Chalk up a win for Chris Harris Jr. That much is clear.

The All-Pro cornerback and the Denver Broncos reached a contract adjustment for the 2019 season that bumps Harris’ pay to a reported $12.05 million for the final year of his five-year deal with the team.

Essentially, Harris got a $3.15 million pay raise, much to the surprise of many.

Even as late as Tuesday afternoon, ESPN NFL Insider Adam Schefter told “The Drive” that he was under the impression that Harris’ re-worked deal with Denver would be of the two-year variety, covering his 2019 season and adding on 2020.

“When I was talking to people this afternoon about this deal, I was under the impression that it was going to be a two-year agreement, that it was going to be one and one. One this year and then one more,” Schefter said. “And so, somewhere along the way, I’m not sure exactly where, it dropped down to one.”

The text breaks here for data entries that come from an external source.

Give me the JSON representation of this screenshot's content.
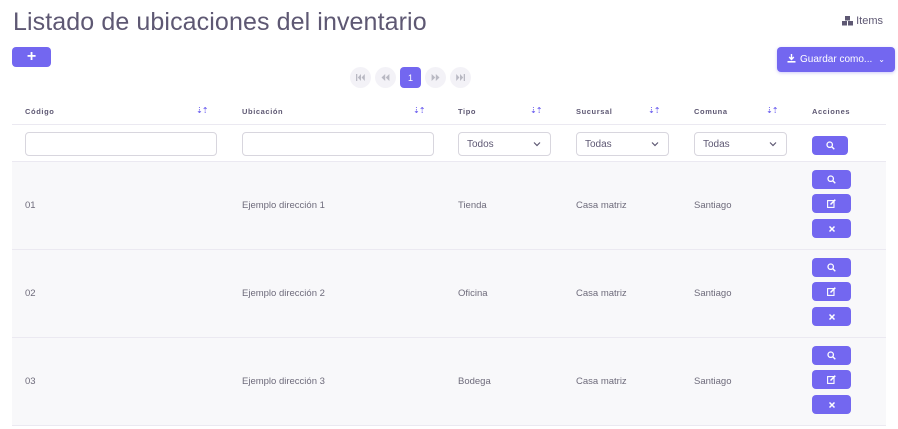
{
  "page": {
    "title": "Listado de ubicaciones del inventario",
    "items_link": "Items"
  },
  "toolbar": {
    "add_label": "+",
    "save_label": "Guardar como..."
  },
  "pagination": {
    "first": "⏮",
    "prev": "⏪",
    "current": "1",
    "next": "⏩",
    "last": "⏭"
  },
  "table": {
    "columns": [
      {
        "label": "Código"
      },
      {
        "label": "Ubicación"
      },
      {
        "label": "Tipo"
      },
      {
        "label": "Sucursal"
      },
      {
        "label": "Comuna"
      },
      {
        "label": "Acciones"
      }
    ],
    "sort_label": "⇣⇡",
    "filters": {
      "tipo": "Todos",
      "sucursal": "Todas",
      "comuna": "Todas"
    },
    "rows": [
      {
        "codigo": "01",
        "ubicacion": "Ejemplo dirección 1",
        "tipo": "Tienda",
        "sucursal": "Casa matriz",
        "comuna": "Santiago"
      },
      {
        "codigo": "02",
        "ubicacion": "Ejemplo dirección 2",
        "tipo": "Oficina",
        "sucursal": "Casa matriz",
        "comuna": "Santiago"
      },
      {
        "codigo": "03",
        "ubicacion": "Ejemplo dirección 3",
        "tipo": "Bodega",
        "sucursal": "Casa matriz",
        "comuna": "Santiago"
      }
    ]
  },
  "colors": {
    "primary": "#7367f0",
    "title": "#5e5873",
    "row_bg": "#f8f8fa",
    "border": "#ebe9f1"
  }
}
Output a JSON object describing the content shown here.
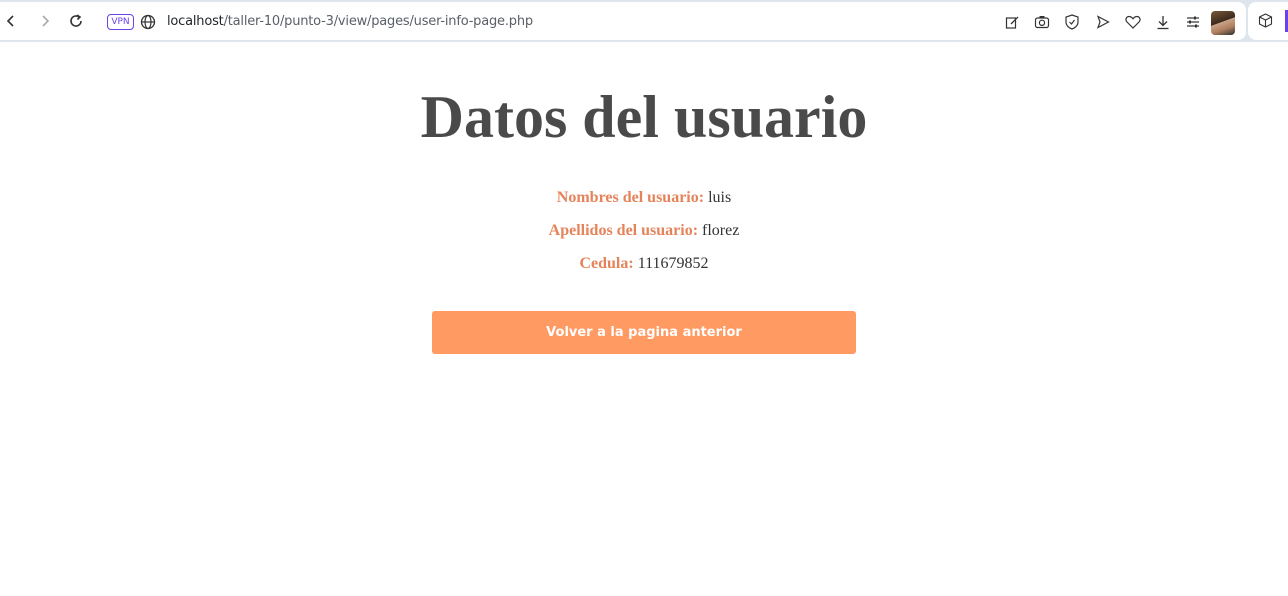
{
  "browser": {
    "vpn_label": "VPN",
    "url_host": "localhost",
    "url_path": "/taller-10/punto-3/view/pages/user-info-page.php",
    "accent_color": "#6a42e8"
  },
  "page": {
    "title": "Datos del usuario",
    "fields": [
      {
        "label": "Nombres del usuario:",
        "value": "luis"
      },
      {
        "label": "Apellidos del usuario:",
        "value": "florez"
      },
      {
        "label": "Cedula:",
        "value": "111679852"
      }
    ],
    "back_button_label": "Volver a la pagina anterior",
    "label_color": "#e5845a",
    "button_color": "#ff9a62"
  }
}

Schefter said that while he’s “sure it’s happened” that a player entering the final year of his contract earned a pay raise without an extension, “It’s unusual.”

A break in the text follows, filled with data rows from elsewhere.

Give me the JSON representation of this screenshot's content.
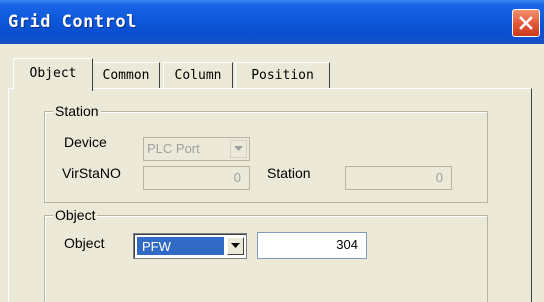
{
  "window": {
    "title": "Grid Control",
    "titlebar_color": "#0a4fcf",
    "close_icon": "close-icon"
  },
  "tabs": [
    {
      "label": "Object",
      "active": true
    },
    {
      "label": "Common",
      "active": false
    },
    {
      "label": "Column",
      "active": false
    },
    {
      "label": "Position",
      "active": false
    }
  ],
  "station_group": {
    "legend": "Station",
    "device_label": "Device",
    "device_value": "PLC Port",
    "virstano_label": "VirStaNO",
    "virstano_value": "0",
    "station_label": "Station",
    "station_value": "0"
  },
  "object_group": {
    "legend": "Object",
    "object_label": "Object",
    "object_type_value": "PFW",
    "address_value": "304",
    "selection_color": "#316ac5"
  }
}
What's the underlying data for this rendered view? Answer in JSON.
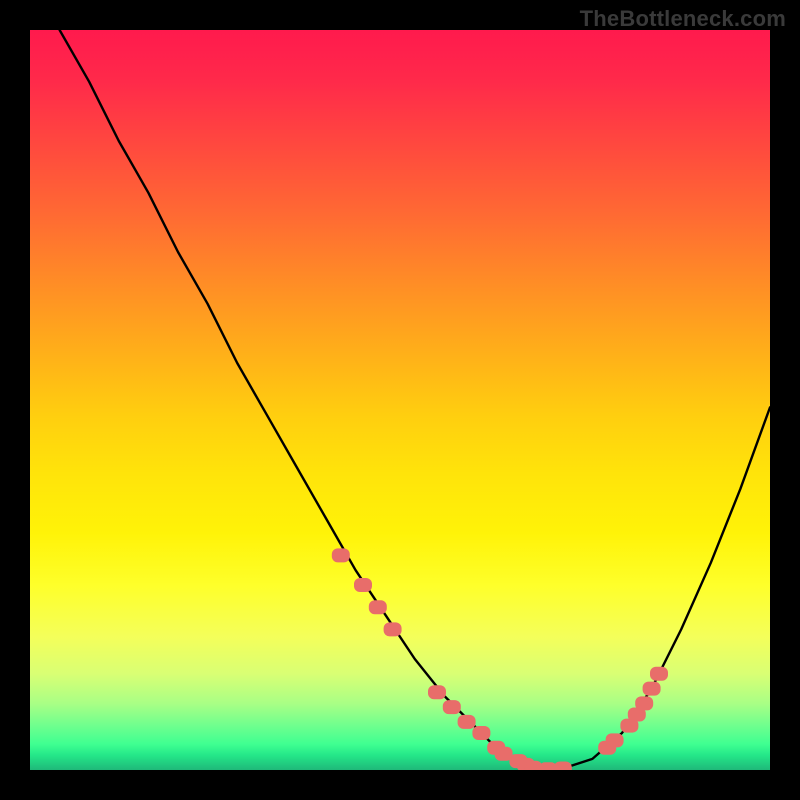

The deal is “good” for Harris, Schefter said. “He gets more money this year, and it gets him more in line with the other cornerbacks.”

And, indeed, Harris jumped from No. 25 in annual average salary among all NFL cornerbacks to No. 12 — ahead of Broncos offseason acquisition Kareem Jackson, whose $11 million average annual salary ranks 15th.

But, what’s Denver’s reasoning for the deal?

“That’s the unusual part about it. What is Denver getting back? That he’s going to be there? Like, what was he going to do anyway?” Schefter said. “He had to be there anyway.”

Schefter theorized that, perhaps it’s the Broncos “taking care of the guys that take care” of them. And it could be a move for general manager John Elway and company to stay competitive and reach the postseason for the first time since Denver’s victory in Super Bowl 50.

But ultimately, what’s most likely is that the deal could open a Pandora’s Box for players of Harris’ ilk to seek more money in the final year of their contracts.

“The next time there’s a one-time Super Bowl winner, four-time Pro Bowl selection, then it would be within his rights to go to that team, and they will have precedent for the Broncos paying that player more money,” Schefter said.